Tender Games ist das neue Projekt der beiden -eigentlich- eigenständigen Produzenten Marlon Hoffstadt und HRRSN. Am 18. Juli haben sie ihr gleichnamiges LP-Debüt 'Tender Games' veröffentlicht. Gemeinsam Musik machen die beiden Produzenten schon länger: als Marlon Hoffstadt und HRRSN haben sie auch vor Tender Games schon zusammen gearbeitet, allerdings mit einem anderen Sound. Mit dem neuen Album sind sie weg von straighten House-Klängen hin zu satten Harmonien mit Gesang und verschiedensten Einflüssen. Mit dem Signing bei Suol, wurde quasi "Tabula Rasa" gemacht und "from scratch" angefangen. Erst kam der neue Sound, dann der neue Name: als Tender Games wollen Marlon Hoffstadt und HRRSN das machen, was sie wollen. Deswegen hatten wir eigentlich den Plan, mit den -eigentlich gar nicht so neuen- Newcomern über ihre Musik zu sprechen. Irgendwie sind wir dann aber sehr schnell bei der Pro- und Contra-Liste von Indie vs. Major und Deutschland vs. England gelandet. Neben diesen nerdigen Insider-Themen haben wir noch genug Platz gefunden, über alles, was links und rechts von ihrer Musik passiert, zu sprechen: Emotionen, Träume, Ziele- und das Berghain. Also Ladies and Gentlemen – vorgestellt: Tender Games!

Wenn 'Tender Games' also eine Art Neuanfang ist, und ihr -wie ihr selbst sagt- mit neuem Label und neuem Sound "Tabula Rasa" gemacht habt: warum sich dann nicht auch so nennen?!

Marlon: Wir hatten erst das Wort “gaze” und haben tatsächlich in einem Online-Generator für Namen rumgebüffelt, in dem man Kombinationen aus zwei Wörtern eingeben kann. So hatten wir zwischendurch auch noch ein paar andere Namen. Irgendwann sind wir dann aber bei “tender” angekommen und haben überlegt, was dazu passt. Uns ist nicht sofort aufgefallen, dass der Name "Tender Gaze" ausgesprochen zu Verwirrungen führen kann. So haben wir uns letztendlich für 'Tender Games' entschlossen. Das Design hatten wir auch schon- und im Gesamtbild passte es dann alles sehr gut zusammen!

HRRSN: Es passt schon alles ganz gut zu unserer Musik- es geht ja viel um Zwischenmenschliches und auch viel um Spielereien. Darum, dass man Sachen sagt und eine Reaktion erwartet. Das Spiel mit der Liebe zum Beispiel.

Auch wenn man immer das Beste hofft, kann nach einem Debütalbum alles passieren. Was also, wenn der Neunanfang nicht funktioniert? Gibt es für Euch einen Plan B zur Musik?

HRRSN: Nee. So doof und cheesy das klingt, aber ich kann auf Ewig nichts Anderes als Musikmachen. Wenn ich eine Woche lang keine Musik mache, fängts schon an mir schlecht zu gehen.

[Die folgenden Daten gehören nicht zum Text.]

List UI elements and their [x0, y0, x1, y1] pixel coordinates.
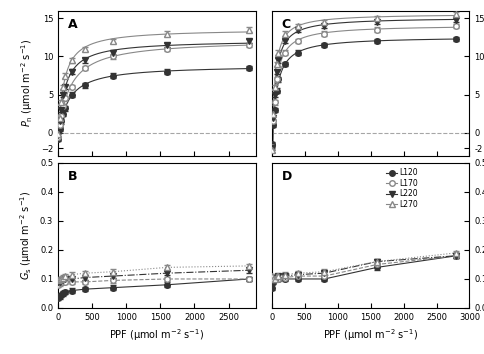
Text: D: D [282, 170, 292, 183]
X-axis label: PPF (μmol m$^{-2}$ s$^{-1}$): PPF (μmol m$^{-2}$ s$^{-1}$) [323, 327, 418, 343]
Text: C: C [282, 18, 291, 31]
X-axis label: PPF (μmol m$^{-2}$ s$^{-1}$): PPF (μmol m$^{-2}$ s$^{-1}$) [109, 327, 205, 343]
Legend: L120, L170, L220, L270: L120, L170, L220, L270 [384, 167, 420, 210]
Y-axis label: $P_\mathrm{n}$ (μmol m$^{-2}$ s$^{-1}$): $P_\mathrm{n}$ (μmol m$^{-2}$ s$^{-1}$) [20, 39, 35, 127]
Text: B: B [68, 170, 77, 183]
Text: A: A [68, 18, 77, 31]
Y-axis label: $G_\mathrm{s}$ (μmol m$^{-2}$ s$^{-1}$): $G_\mathrm{s}$ (μmol m$^{-2}$ s$^{-1}$) [18, 191, 34, 280]
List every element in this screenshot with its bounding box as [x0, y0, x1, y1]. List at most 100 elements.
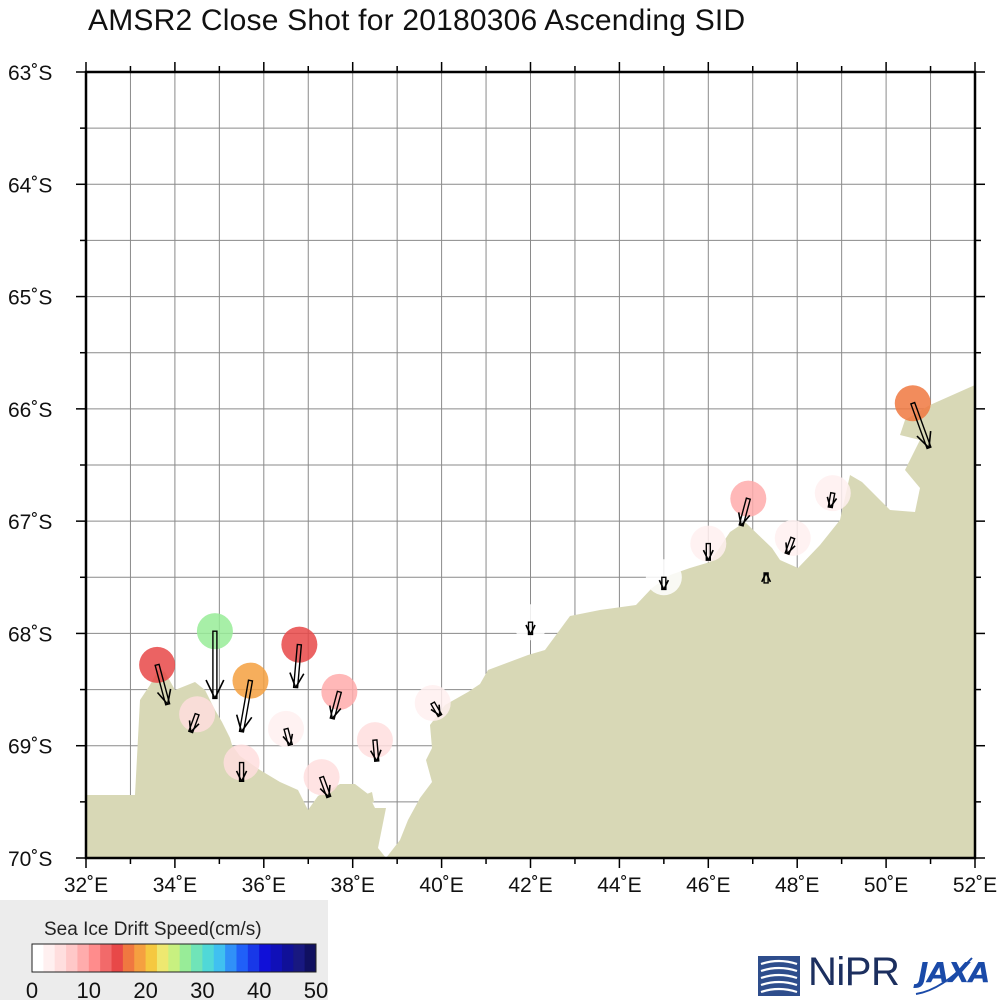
arrow-head — [319, 787, 330, 798]
arrow-head — [289, 672, 297, 688]
lat-label: 63˚S — [8, 62, 52, 85]
drift-vector — [730, 480, 767, 527]
lon-label: 48˚E — [775, 874, 819, 897]
arrow-head — [829, 498, 838, 508]
arrow-head — [525, 624, 532, 635]
colorbar-swatch — [304, 944, 317, 972]
axis-ticks — [76, 62, 985, 868]
colorbar-swatch — [168, 944, 181, 972]
colorbar-swatch — [32, 944, 44, 972]
colorbar-swatch — [88, 944, 101, 972]
arrow-shaft — [329, 690, 343, 720]
arrow-head — [376, 749, 382, 762]
drift-vector — [303, 759, 340, 799]
colorbar-tick-label: 50 — [304, 978, 328, 1000]
svg-text:JAXA: JAXA — [913, 956, 989, 989]
antarctic-land — [86, 385, 975, 858]
colorbar-tick-label: 10 — [77, 978, 101, 1000]
colorbar-frame — [31, 943, 317, 973]
arrow-shaft — [372, 739, 380, 762]
colorbar-swatch — [270, 944, 283, 972]
arrow-head — [289, 733, 294, 746]
arrow-head — [430, 708, 441, 717]
drift-vector — [281, 626, 318, 689]
lon-label: 52˚E — [953, 874, 997, 897]
arrow-head — [188, 720, 192, 733]
lat-label: 64˚S — [8, 174, 52, 197]
arrow-head — [156, 691, 169, 705]
colorbar: 0 10 20 30 40 50 — [26, 943, 328, 1000]
lat-label: 66˚S — [8, 399, 52, 422]
colorbar-title: Sea Ice Drift Speed(cm/s) — [44, 919, 262, 940]
arrow-head — [331, 707, 342, 719]
arrow-head — [740, 514, 751, 526]
lat-label: 69˚S — [8, 736, 52, 759]
drift-vector — [814, 475, 851, 512]
arrow-head — [786, 545, 796, 555]
drift-vector — [321, 673, 358, 720]
arrow-shaft — [212, 630, 218, 700]
lon-label: 38˚E — [331, 874, 375, 897]
arrow-head — [214, 679, 225, 699]
arrow-shaft — [238, 679, 254, 733]
arrow-head — [294, 673, 305, 688]
colorbar-tick-label: 30 — [190, 978, 214, 1000]
lat-label: 70˚S — [8, 848, 52, 871]
arrow-head — [369, 750, 378, 762]
arrow-head — [438, 704, 441, 716]
colorbar-swatch — [77, 944, 90, 972]
drift-vector — [645, 559, 682, 596]
drift-vector — [761, 572, 772, 584]
axis-labels: 32˚E 34˚E 36˚E 38˚E 40˚E 42˚E 44˚E 46˚E 48˚E 50˚E… — [8, 62, 997, 897]
arrow-head — [529, 624, 536, 635]
drift-vector — [196, 613, 233, 700]
drift-vector — [139, 646, 176, 706]
lon-label: 32˚E — [64, 874, 108, 897]
arrow-head — [240, 716, 253, 733]
colorbar-swatch — [225, 944, 237, 972]
lat-label: 67˚S — [8, 511, 52, 534]
lon-label: 44˚E — [597, 874, 641, 897]
lat-label: 65˚S — [8, 287, 52, 310]
colorbar-tick-label: 40 — [247, 978, 271, 1000]
arrow-shaft — [318, 775, 332, 799]
colorbar-swatch — [293, 944, 306, 972]
lon-label: 34˚E — [153, 874, 197, 897]
arrow-head — [235, 714, 243, 732]
colorbar-swatch — [191, 944, 203, 972]
colorbar-swatch — [213, 944, 226, 972]
arrow-head — [282, 735, 291, 746]
lon-label: 46˚E — [686, 874, 730, 897]
arrow-head — [737, 512, 742, 526]
lon-label: 36˚E — [242, 874, 286, 897]
drift-vector — [512, 604, 549, 641]
arrow-head — [240, 770, 248, 782]
arrow-shaft — [292, 643, 303, 689]
colorbar-swatch — [111, 944, 124, 972]
lat-label: 68˚S — [8, 623, 52, 646]
arrow-head — [916, 435, 930, 449]
lon-label: 50˚E — [864, 874, 908, 897]
drift-vector — [414, 685, 451, 722]
land-polygon — [86, 385, 975, 858]
colorbar-swatch — [66, 944, 78, 972]
colorbar-swatch — [122, 944, 135, 972]
arrow-head — [707, 549, 714, 561]
arrow-head — [663, 579, 670, 590]
arrow-shaft — [909, 401, 932, 450]
colorbar-swatch — [43, 944, 56, 972]
arrow-head — [190, 723, 200, 733]
drift-vector — [774, 519, 811, 556]
arrow-head — [761, 572, 767, 583]
arrow-head — [826, 496, 832, 508]
arrow-head — [328, 705, 334, 719]
arrow-head — [702, 549, 710, 561]
colorbar-swatch — [100, 944, 113, 972]
colorbar-swatch — [247, 944, 260, 972]
arrow-shaft — [187, 712, 200, 734]
arrow-head — [658, 579, 665, 590]
arrow-head — [928, 430, 932, 448]
colorbar-tick-label: 0 — [26, 978, 38, 1000]
colorbar-swatch — [202, 944, 215, 972]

Ist Musikmachen echt so therapeutisch?

HRRSN: Voll! Ich habe erst was Anderes gemacht- bin den Standardweg mit Studium gegangen. Und fand die Vorstellung davon am Devisenmarkt zu traden total geil! Aber irgendwann wurde ich immer unglücklicher. Und mit der Musik ist dieses Gefühl weggegangen. Egal wie lange ich jetzt darüber nachdenke: die Option, etwas Anderes zu machen, existiert für mich nicht. Ich sehe mich nicht wo anders im Leben. Gar nicht. 

Ihr geht also "all in". Wie habt ihr den richtigen Sound dafür gefunden?

Marlon: Ullrich (Anm.d.Red.: HRRSN) hat bei den Marlon Hoffstadt und HRRSN-Projekten nur House gemacht, weil ich so 'ne House-Nudel bin. Und bei dem Album sollten auch vor allem Ullrichs Einflüsse rauskommen. Ich komme voll aus dem House – Berliner Kid, hier aufgewachsen, noch recht jung und früh Feiern gegangen. Da war irgendwie klar: wenn ich selbst Mucke mache, dann wahrscheinlich House. Bei Ullrich kommen die Einflüsse eher aus dem Folk, R’n’B, Garage- eben vielen verschiedenen Richtungen. Dadurch ist auf dem Album viel durch ihn gekommen. Wir machen beide noch nicht all zu lange Musik- aber Ullrich noch ein bisschen länger als ich und er hat dadurch schon ein bisschen mehr durch an Genres. Ich kann auch kein Klavier spielen, keine Gitarre und die Stimme bin ich leider auch nicht. Die Einflüsse kommen also von Ullrich und wir produzieren das dann gemeinsam aus. Wenn doch House-Einflüsse dabei sind, dann weil Ullrich einen Kompromiss eingegangen ist (lacht).

HRRSN: Ach – ich mag House. Also zum Feiern geht bei mir eigentlich auch nur House, seit ich in Berlin lebe. Den Vibe und das Feeling finde ich bei House einfach am besten. Die musikalische Findung des Albums war eigentlich gar keine Findung. Es kam eher ganz natürlich raus. Wir hatten 30 Skizzen, die alle in eine Richtung gingen: bisschen housy, bisschen modern, bisschen soulig.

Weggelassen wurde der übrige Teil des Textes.